Leverhulme Research Leadership Award
Scientist wins prestigious award to advance brain-inspired AI
Published on: 13 March 2026
A leading neuroscientist has been awarded a £1.2m Leverhulme Research Leadership Award to drive forward the next generation of brain-inspired artificial intelligence.
Dr Srikanth Ramaswamy, head of the Neural Circuits Laboratory at Newcastle University, will receive the funding over five years after securing one of the UK’s most prestigious research fellowships.
The Leverhulme Research Leadership Award is granted only once every four years, and recipients are chosen through a rigorous national competition. The award recognises researchers with a strong track record and the ambition to push the boundaries of their field.

‘Truly honoured’
Dr Ramaswamy said: “I am truly honoured to receive the Leverhulme Research Leadership Award — one of the most competitive research awards in the UK.
“This is a defining moment for my group, and this support will give us the freedom to pursue bold, long-term questions at the intersection of neuroscience and AI, understanding how the brain's remarkable capacity for adaptive learning can inspire the next generation of AI systems.
“I am deeply grateful to Newcastle University for nominating me and to the Leverhulme Trust for this extraordinary vote of confidence in my research vision.”
Today's AI systems are undeniably powerful, yet they struggle with something humans do effortlessly - adaptive learning.
When circumstances shift or new challenges arise, most AI systems cannot adjust flexibly without extensive reprogramming. Dr Ramaswamy believes the key to solving this lies in our own biology.
Unlike machines, the brain doesn’t rely on a fixed learning algorithm. Instead, it uses a class of chemicals known as neuromodulators to continually fine‑tune how it learns, adapting to experience, context and environment. In essence, neuromodulators act as the brain’s control system for lifelong adaptability.

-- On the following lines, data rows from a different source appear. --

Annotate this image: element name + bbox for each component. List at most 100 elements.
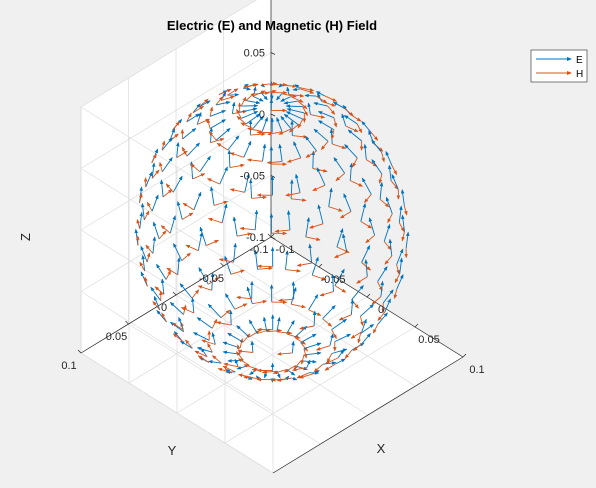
e-field-arrow (332, 101, 345, 109)
e-field-arrow (243, 87, 252, 91)
h-field-arrow (146, 201, 153, 212)
legend[interactable]: E H (530, 49, 588, 83)
h-field-arrow (257, 266, 274, 271)
h-field-arrow (270, 378, 287, 382)
h-field-arrow (229, 188, 245, 193)
h-field-arrow (257, 328, 272, 334)
h-field-arrow (344, 349, 353, 359)
e-field-arrow (250, 340, 255, 353)
e-field-arrow (343, 115, 358, 125)
e-field-arrow (379, 181, 384, 200)
e-field-arrow (280, 96, 292, 102)
h-field-arrow (350, 180, 364, 187)
e-field-arrow (252, 115, 264, 129)
h-field-arrow (394, 273, 401, 284)
y-tick (172, 291, 177, 296)
h-field-arrow (206, 239, 220, 247)
e-field-arrow (364, 259, 368, 277)
h-field-arrow (229, 163, 245, 169)
chart-title: Electric (E) and Magnetic (H) Field (167, 18, 377, 33)
h-field-arrow (324, 95, 338, 102)
e-field-arrow (233, 242, 237, 263)
e-field-arrow (152, 236, 157, 254)
h-field-arrow (185, 339, 193, 349)
y-tick (77, 349, 82, 354)
e-field-arrow (261, 93, 268, 101)
e-field-arrow (280, 115, 292, 130)
grid-line (80, 106, 274, 228)
e-field-arrow (172, 175, 183, 193)
h-field-arrow (331, 329, 337, 340)
h-field-arrow (370, 131, 379, 141)
e-field-arrow (150, 286, 162, 301)
e-field-arrow (231, 101, 236, 114)
h-field-arrow (403, 205, 408, 216)
e-field-arrow (317, 120, 335, 131)
h-field-arrow (278, 298, 294, 302)
h-field-arrow (151, 153, 157, 164)
h-field-arrow (276, 352, 293, 356)
z-tick (270, 52, 276, 55)
e-field-arrow (209, 110, 227, 117)
e-field-arrow (227, 332, 244, 343)
h-field-arrow (218, 88, 232, 96)
e-field-arrow (285, 104, 303, 108)
e-field-arrow (209, 186, 215, 206)
x-tick-label: 0.05 (418, 334, 439, 346)
h-field-arrow (300, 88, 315, 94)
e-field-arrow (196, 111, 202, 125)
e-field-arrow (337, 349, 345, 359)
h-field-arrow (209, 106, 214, 117)
h-field-arrow (371, 296, 382, 305)
h-field-arrow (312, 168, 328, 173)
e-field-arrow (293, 141, 302, 159)
e-field-arrow (179, 283, 193, 299)
y-tick (220, 262, 224, 267)
h-field-arrow (215, 96, 224, 106)
h-field-arrow (334, 285, 347, 293)
e-field-arrow (283, 113, 299, 125)
e-field-arrow (153, 221, 160, 240)
e-field-arrow (208, 360, 222, 364)
h-field-arrow (302, 106, 308, 117)
e-field-arrow (192, 332, 210, 341)
h-field-arrow (201, 339, 216, 345)
h-field-arrow (236, 295, 252, 300)
h-field-arrow (194, 350, 208, 358)
e-field-arrow (290, 179, 294, 199)
h-field-arrow (172, 121, 180, 131)
h-field-arrow (393, 288, 398, 300)
e-field-arrow (211, 332, 216, 345)
h-field-arrow (297, 118, 304, 129)
h-field-arrow (190, 163, 201, 173)
axes-grid (80, 0, 464, 474)
e-field-arrow (210, 272, 215, 291)
e-field-arrow (234, 358, 239, 367)
h-field-arrow (293, 360, 302, 370)
e-field-arrow (295, 173, 301, 193)
h-field-arrow (223, 362, 239, 368)
e-field-arrow (156, 263, 167, 280)
h-field-arrow (297, 100, 308, 110)
e-field-arrow (193, 191, 202, 211)
h-field-arrow (305, 236, 321, 241)
h-field-arrow (391, 165, 398, 176)
e-field-arrow (396, 248, 404, 265)
e-field-arrow (343, 193, 352, 212)
e-field-arrow (153, 295, 161, 311)
h-field-arrow (181, 252, 192, 261)
z-tick (270, 175, 276, 178)
x-tick-label: -0.1 (276, 244, 295, 256)
h-field-arrow (246, 158, 263, 162)
h-field-arrow (286, 157, 301, 163)
x-tick-label: 0.1 (469, 364, 484, 376)
e-field-arrow (161, 156, 173, 172)
h-field-arrow (245, 92, 256, 101)
h-field-arrow (356, 276, 368, 284)
e-field-arrow (254, 209, 259, 230)
e-field-arrow (371, 159, 383, 175)
h-field-arrow (216, 142, 229, 151)
e-field-arrow (304, 93, 317, 98)
h-field-arrow (387, 213, 393, 224)
e-field-arrow (160, 278, 165, 295)
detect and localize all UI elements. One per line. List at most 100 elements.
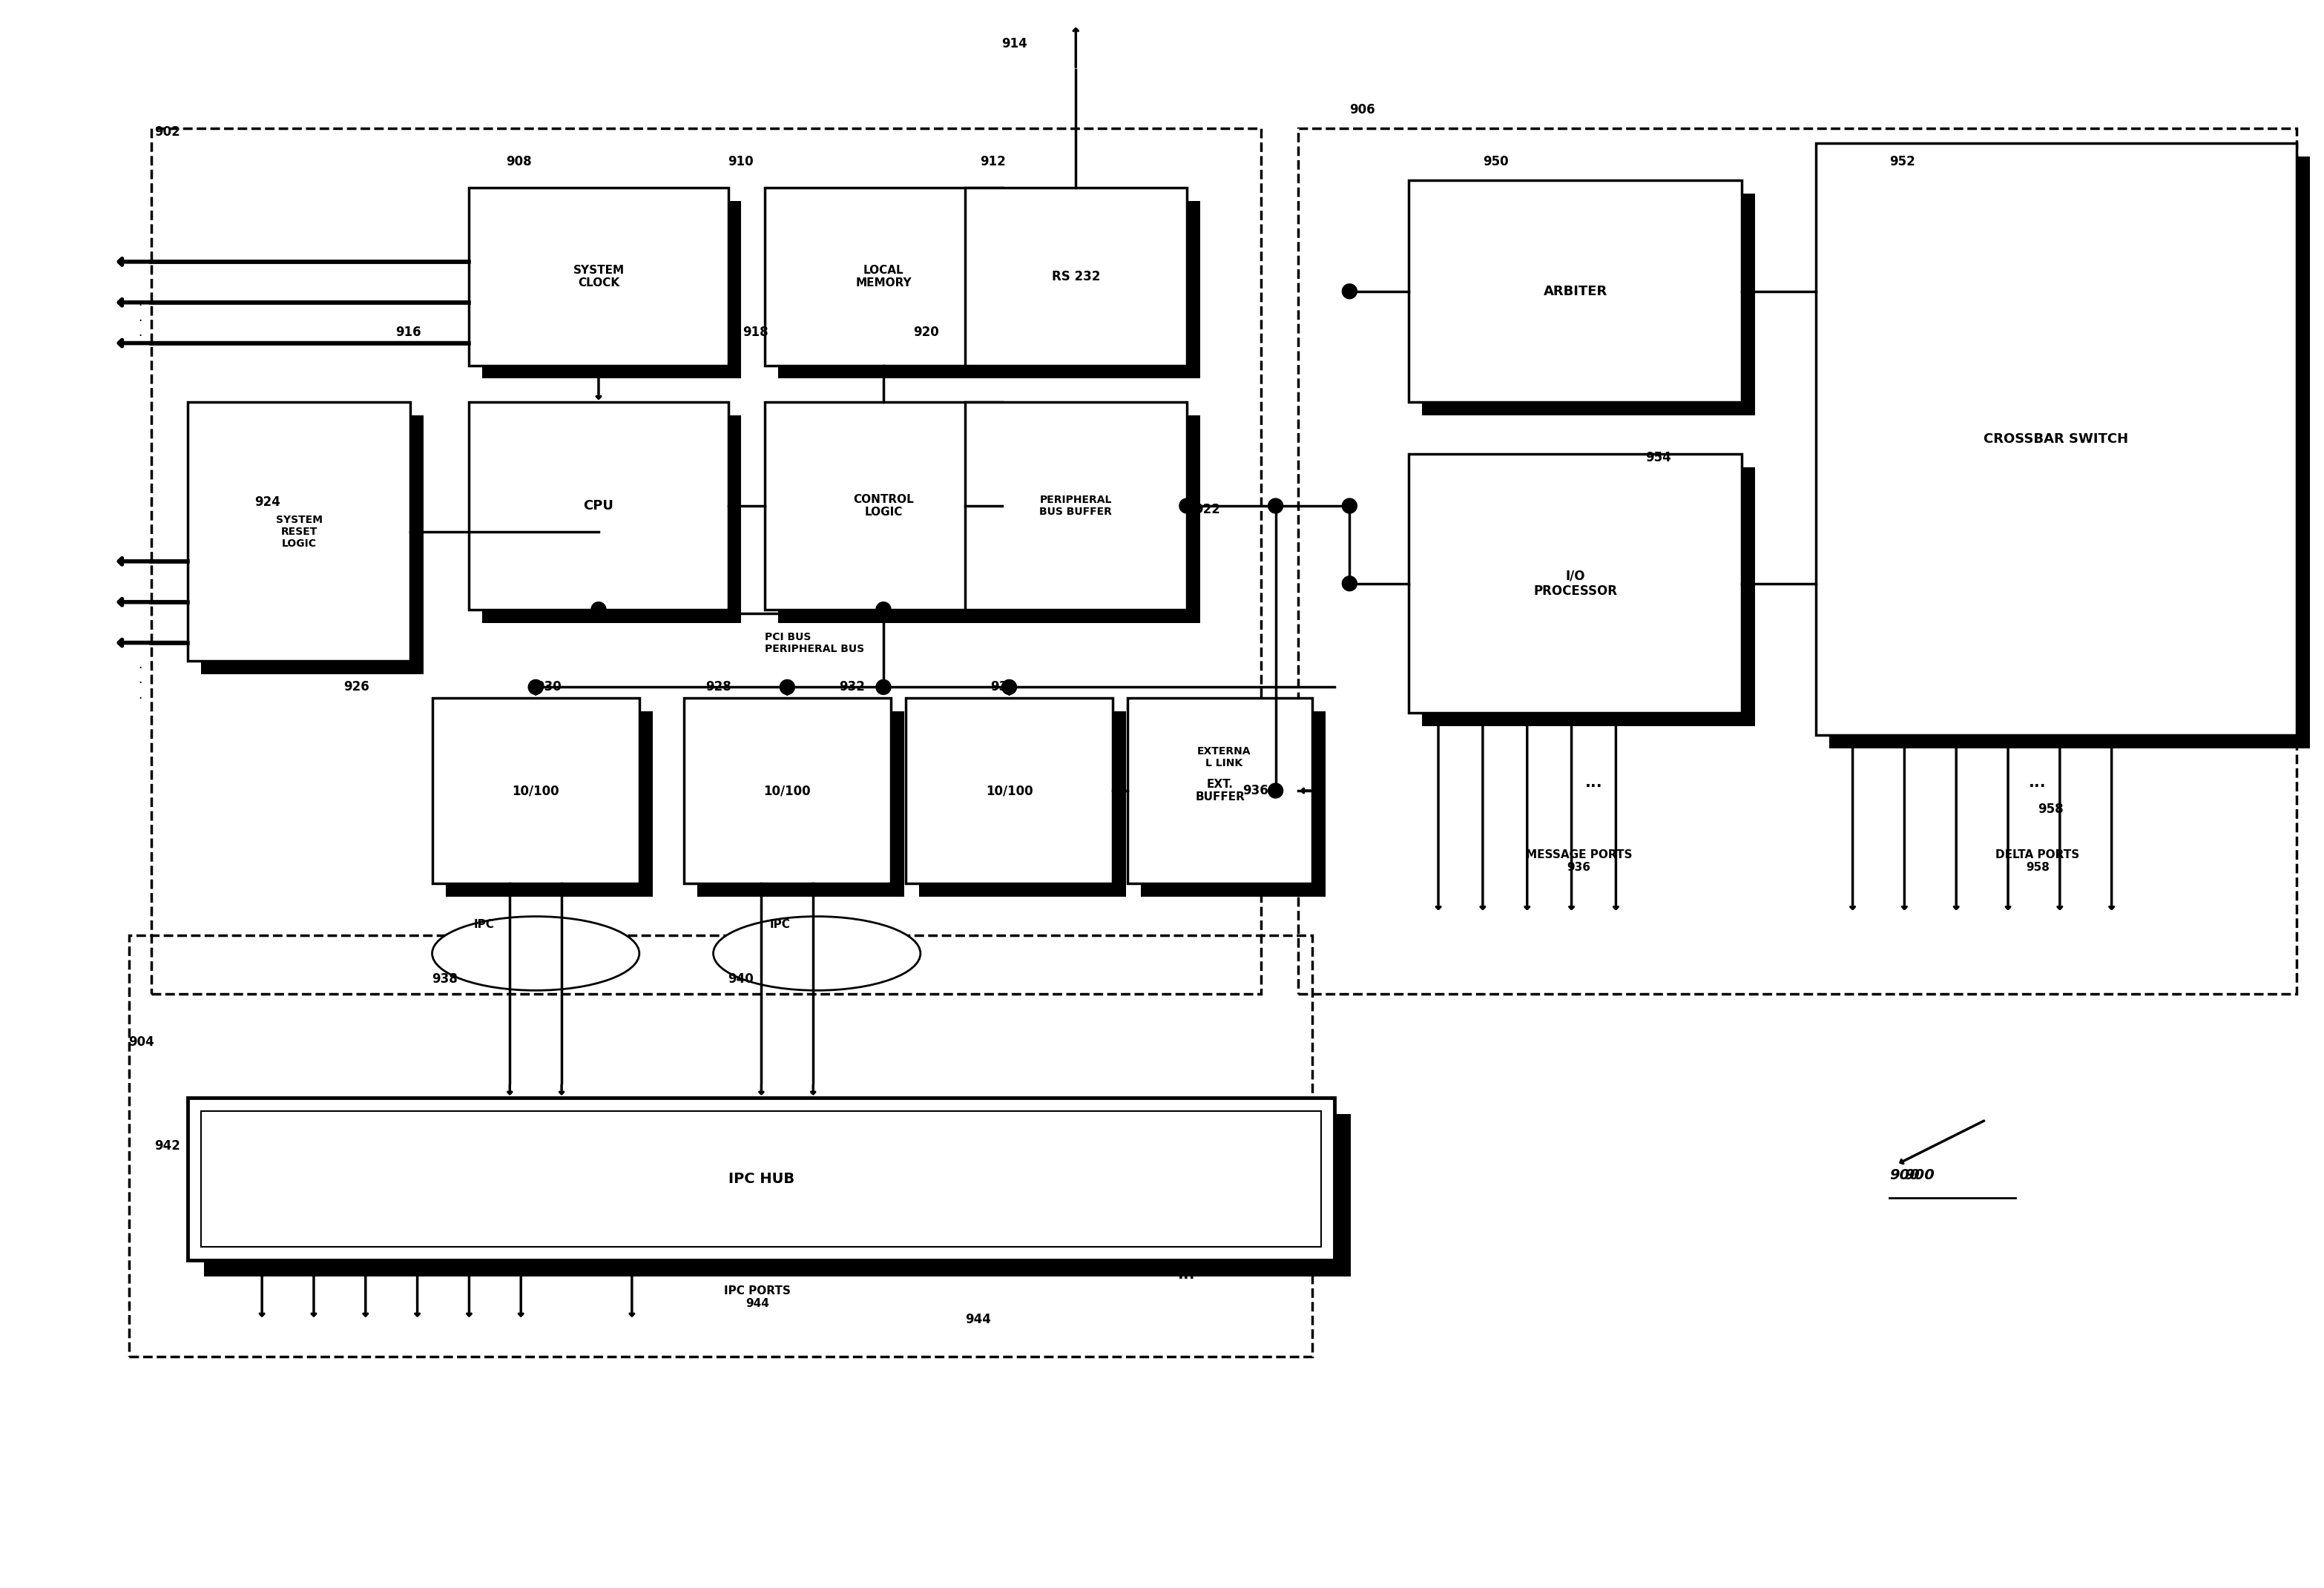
Bar (1422, 194, 1755, 416)
Bar (683, 699, 890, 883)
Text: CONTROL
LOGIC: CONTROL LOGIC (853, 494, 913, 518)
Bar (1408, 181, 1741, 402)
Text: 958: 958 (2038, 802, 2064, 816)
Circle shape (528, 680, 544, 694)
Text: 904: 904 (128, 1035, 156, 1048)
Bar (978, 416, 1199, 622)
Bar (906, 699, 1113, 883)
Text: 936: 936 (1243, 784, 1269, 797)
Bar (978, 202, 1199, 378)
Bar (446, 711, 653, 897)
Circle shape (1343, 284, 1357, 299)
Bar (1297, 129, 2296, 994)
Bar (469, 402, 727, 610)
Circle shape (876, 605, 890, 621)
Bar (202, 416, 423, 675)
Text: 950: 950 (1483, 156, 1508, 168)
Text: SYSTEM
RESET
LOGIC: SYSTEM RESET LOGIC (277, 515, 323, 549)
Text: 924: 924 (256, 495, 281, 508)
Text: 938: 938 (432, 972, 458, 986)
Bar (697, 711, 904, 897)
Circle shape (1178, 499, 1195, 513)
Text: EXT.
BUFFER: EXT. BUFFER (1195, 778, 1246, 802)
Text: ...: ... (2029, 775, 2047, 789)
Text: ·
·
·: · · · (137, 661, 142, 705)
Bar (779, 416, 1016, 622)
Bar (964, 402, 1188, 610)
Text: RS 232: RS 232 (1050, 270, 1099, 283)
Text: LOCAL
MEMORY: LOCAL MEMORY (855, 265, 911, 289)
Text: 928: 928 (706, 680, 732, 694)
Text: 918: 918 (744, 326, 769, 338)
Text: 902: 902 (156, 125, 181, 138)
Bar (483, 202, 741, 378)
Text: 954: 954 (1645, 451, 1671, 464)
Bar (151, 129, 1262, 994)
Bar (1815, 143, 2296, 735)
Bar (1422, 467, 1755, 726)
Text: PERIPHERAL
BUS BUFFER: PERIPHERAL BUS BUFFER (1039, 494, 1113, 518)
Text: 926: 926 (344, 680, 370, 694)
Bar (779, 202, 1016, 378)
Text: ·
·
·: · · · (137, 299, 142, 343)
Circle shape (781, 680, 795, 694)
Text: 944: 944 (964, 1313, 990, 1326)
Text: 906: 906 (1350, 103, 1376, 118)
Text: 912: 912 (981, 156, 1006, 168)
Text: SYSTEM
CLOCK: SYSTEM CLOCK (574, 265, 625, 289)
Text: IPC: IPC (474, 918, 495, 929)
Circle shape (590, 605, 607, 621)
Text: PCI BUS
PERIPHERAL BUS: PCI BUS PERIPHERAL BUS (765, 632, 865, 654)
Text: 900: 900 (1889, 1167, 1920, 1181)
Text: ...: ... (1585, 775, 1604, 789)
Text: IPC: IPC (769, 918, 790, 929)
Circle shape (1002, 680, 1016, 694)
Bar (469, 187, 727, 365)
Bar (1829, 157, 2310, 748)
Text: ARBITER: ARBITER (1543, 284, 1608, 299)
Bar (964, 187, 1188, 365)
Text: 930: 930 (537, 680, 562, 694)
Text: ...: ... (1178, 1267, 1195, 1282)
Ellipse shape (432, 916, 639, 991)
Bar (188, 402, 409, 661)
Text: 910: 910 (727, 156, 753, 168)
Bar (432, 699, 639, 883)
Text: 942: 942 (156, 1139, 181, 1153)
Bar (205, 1113, 1350, 1277)
Bar (1127, 699, 1313, 883)
Circle shape (1269, 783, 1283, 799)
Text: 952: 952 (1889, 156, 1915, 168)
Ellipse shape (713, 916, 920, 991)
Text: 934: 934 (990, 680, 1016, 694)
Bar (202, 1112, 1322, 1247)
Bar (765, 187, 1002, 365)
Text: 916: 916 (395, 326, 421, 338)
Text: CROSSBAR SWITCH: CROSSBAR SWITCH (1985, 432, 2129, 446)
Bar (188, 1097, 1334, 1261)
Text: EXTERNA
L LINK: EXTERNA L LINK (1197, 746, 1250, 769)
Bar (918, 711, 1127, 897)
Text: 932: 932 (839, 680, 865, 694)
Bar (1141, 711, 1327, 897)
Bar (128, 935, 1313, 1356)
Circle shape (590, 602, 607, 616)
Text: IPC PORTS
944: IPC PORTS 944 (725, 1285, 790, 1310)
Bar (765, 402, 1002, 610)
Text: 908: 908 (507, 156, 532, 168)
Circle shape (1269, 499, 1283, 513)
Text: 920: 920 (913, 326, 939, 338)
Circle shape (1343, 576, 1357, 591)
Text: DELTA PORTS
958: DELTA PORTS 958 (1996, 850, 2080, 873)
Text: 940: 940 (727, 972, 753, 986)
Text: 10/100: 10/100 (985, 784, 1032, 797)
Circle shape (876, 680, 890, 694)
Bar (483, 416, 741, 622)
Text: IPC HUB: IPC HUB (727, 1172, 795, 1186)
Text: 900: 900 (1903, 1167, 1936, 1181)
Circle shape (1343, 499, 1357, 513)
Text: 914: 914 (1002, 37, 1027, 51)
Text: 10/100: 10/100 (511, 784, 560, 797)
Bar (1408, 454, 1741, 713)
Text: I/O
PROCESSOR: I/O PROCESSOR (1534, 569, 1618, 599)
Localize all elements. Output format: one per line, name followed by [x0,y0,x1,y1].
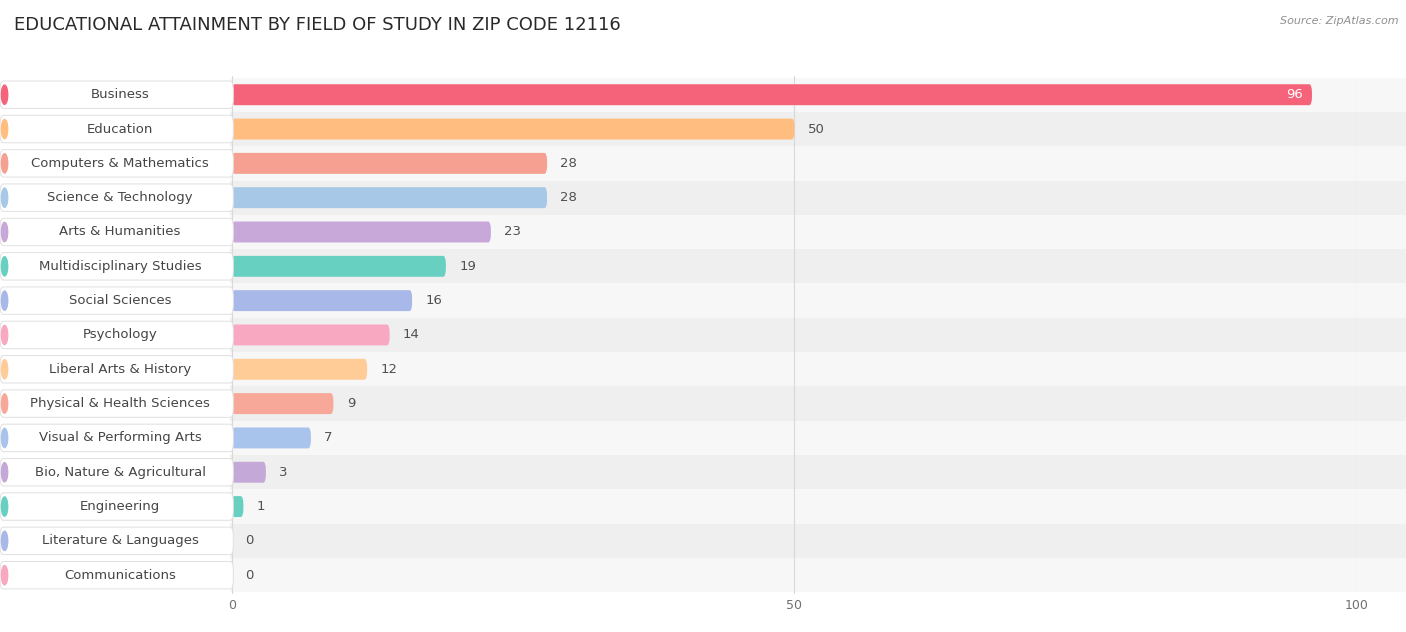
Circle shape [1,85,7,104]
Text: 28: 28 [561,157,578,170]
Text: Literature & Languages: Literature & Languages [42,535,198,547]
Text: Source: ZipAtlas.com: Source: ZipAtlas.com [1281,16,1399,26]
FancyBboxPatch shape [232,324,389,346]
FancyBboxPatch shape [0,458,233,486]
FancyBboxPatch shape [232,359,367,380]
FancyBboxPatch shape [0,424,233,452]
Text: EDUCATIONAL ATTAINMENT BY FIELD OF STUDY IN ZIP CODE 12116: EDUCATIONAL ATTAINMENT BY FIELD OF STUDY… [14,16,621,33]
Text: Science & Technology: Science & Technology [48,191,193,204]
FancyBboxPatch shape [229,524,1406,558]
FancyBboxPatch shape [232,153,547,174]
FancyBboxPatch shape [229,249,1406,284]
FancyBboxPatch shape [0,287,233,314]
Text: 96: 96 [1286,88,1303,101]
FancyBboxPatch shape [0,321,233,349]
Text: Business: Business [91,88,149,101]
Text: Arts & Humanities: Arts & Humanities [59,226,181,238]
FancyBboxPatch shape [0,253,233,280]
Circle shape [1,428,7,447]
Text: 28: 28 [561,191,578,204]
FancyBboxPatch shape [0,81,233,109]
Text: 19: 19 [460,260,477,273]
FancyBboxPatch shape [0,527,233,555]
Circle shape [1,325,7,344]
Text: 1: 1 [257,500,266,513]
FancyBboxPatch shape [229,386,1406,421]
Text: Computers & Mathematics: Computers & Mathematics [31,157,209,170]
Text: 12: 12 [381,363,398,376]
Text: 16: 16 [426,294,443,307]
FancyBboxPatch shape [229,455,1406,489]
Circle shape [1,188,7,207]
FancyBboxPatch shape [229,284,1406,318]
Text: Social Sciences: Social Sciences [69,294,172,307]
FancyBboxPatch shape [229,489,1406,524]
Text: Liberal Arts & History: Liberal Arts & History [49,363,191,376]
FancyBboxPatch shape [0,115,233,143]
FancyBboxPatch shape [0,218,233,246]
FancyBboxPatch shape [232,290,412,311]
Text: Psychology: Psychology [83,329,157,341]
FancyBboxPatch shape [229,181,1406,215]
Circle shape [1,497,7,516]
Circle shape [1,222,7,241]
Text: 0: 0 [246,569,254,581]
Circle shape [1,291,7,310]
FancyBboxPatch shape [229,352,1406,386]
Text: 14: 14 [404,329,420,341]
Circle shape [1,463,7,482]
Circle shape [1,360,7,379]
FancyBboxPatch shape [229,421,1406,455]
Circle shape [1,566,7,585]
Text: Bio, Nature & Agricultural: Bio, Nature & Agricultural [35,466,205,479]
FancyBboxPatch shape [0,356,233,383]
FancyBboxPatch shape [0,493,233,520]
FancyBboxPatch shape [229,146,1406,181]
Text: Engineering: Engineering [80,500,160,513]
Text: 23: 23 [505,226,522,238]
FancyBboxPatch shape [232,84,1312,105]
Text: Physical & Health Sciences: Physical & Health Sciences [30,397,209,410]
FancyBboxPatch shape [232,393,333,414]
Text: Communications: Communications [65,569,176,581]
Text: Education: Education [87,123,153,135]
FancyBboxPatch shape [0,390,233,417]
FancyBboxPatch shape [232,187,547,208]
FancyBboxPatch shape [232,427,311,448]
FancyBboxPatch shape [232,256,446,277]
Text: 0: 0 [246,535,254,547]
Text: 9: 9 [347,397,356,410]
FancyBboxPatch shape [232,496,243,517]
FancyBboxPatch shape [0,150,233,177]
Circle shape [1,119,7,138]
FancyBboxPatch shape [0,184,233,212]
Text: 50: 50 [808,123,825,135]
FancyBboxPatch shape [229,112,1406,146]
Circle shape [1,257,7,276]
FancyBboxPatch shape [0,561,233,589]
FancyBboxPatch shape [232,462,266,483]
FancyBboxPatch shape [232,119,794,140]
Circle shape [1,154,7,173]
Text: 7: 7 [325,432,333,444]
FancyBboxPatch shape [229,318,1406,352]
Text: Visual & Performing Arts: Visual & Performing Arts [39,432,201,444]
FancyBboxPatch shape [229,558,1406,592]
FancyBboxPatch shape [232,222,491,243]
FancyBboxPatch shape [229,78,1406,112]
Text: Multidisciplinary Studies: Multidisciplinary Studies [39,260,201,273]
Text: 3: 3 [280,466,288,479]
Circle shape [1,532,7,550]
Circle shape [1,394,7,413]
FancyBboxPatch shape [229,215,1406,249]
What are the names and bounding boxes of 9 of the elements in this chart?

Dr Ramaswamy’s research has spent years uncovering how these chemicals operate at the circuit level. With this award, his team will translate those biological principles into a new generation of AI systems capable of adjusting their learning in real time - much like the brain itself.
“The brain doesn’t just learn — it learns how to learn,” said Dr Ramaswamy. “Neuromodulators are the biological machinery behind that. By building these principles into AI, we can create systems that are genuinely adaptable, not just powerful.”
The potential applications are wide‑ranging: personalised education that responds to each learner, smarter medical diagnostics, more capable brain‑computer interfaces, and autonomous systems that truly improve with experience.

'Respected researcher'
Dr Ramaswamy is a founding scientist of the Blue Brain Project at EPFL in Switzerland — one of the world’s most ambitious initiatives to digitally model the human brain — and a key contributor to the European Human Brain Project.
His open‑access Neocortical Microcircuit Collaboration Portal has been accessed more than 500,000 times by researchers around the world.
At Newcastle University, he leads a multidisciplinary team that combines cutting‑edge brain imaging, electrophysiology and computational modelling. His research tackles one of the most profound questions in modern neuroscience: how the brain sustains flexible, lifelong learning - and how those principles can shape the next generation of AI.
This award adds to a strong portfolio of international funding, including support from the US Air Force Office of Scientific Research, UKRI BBSRC, the Marie Curie Fellowship scheme and the Lister Prize Fellowship.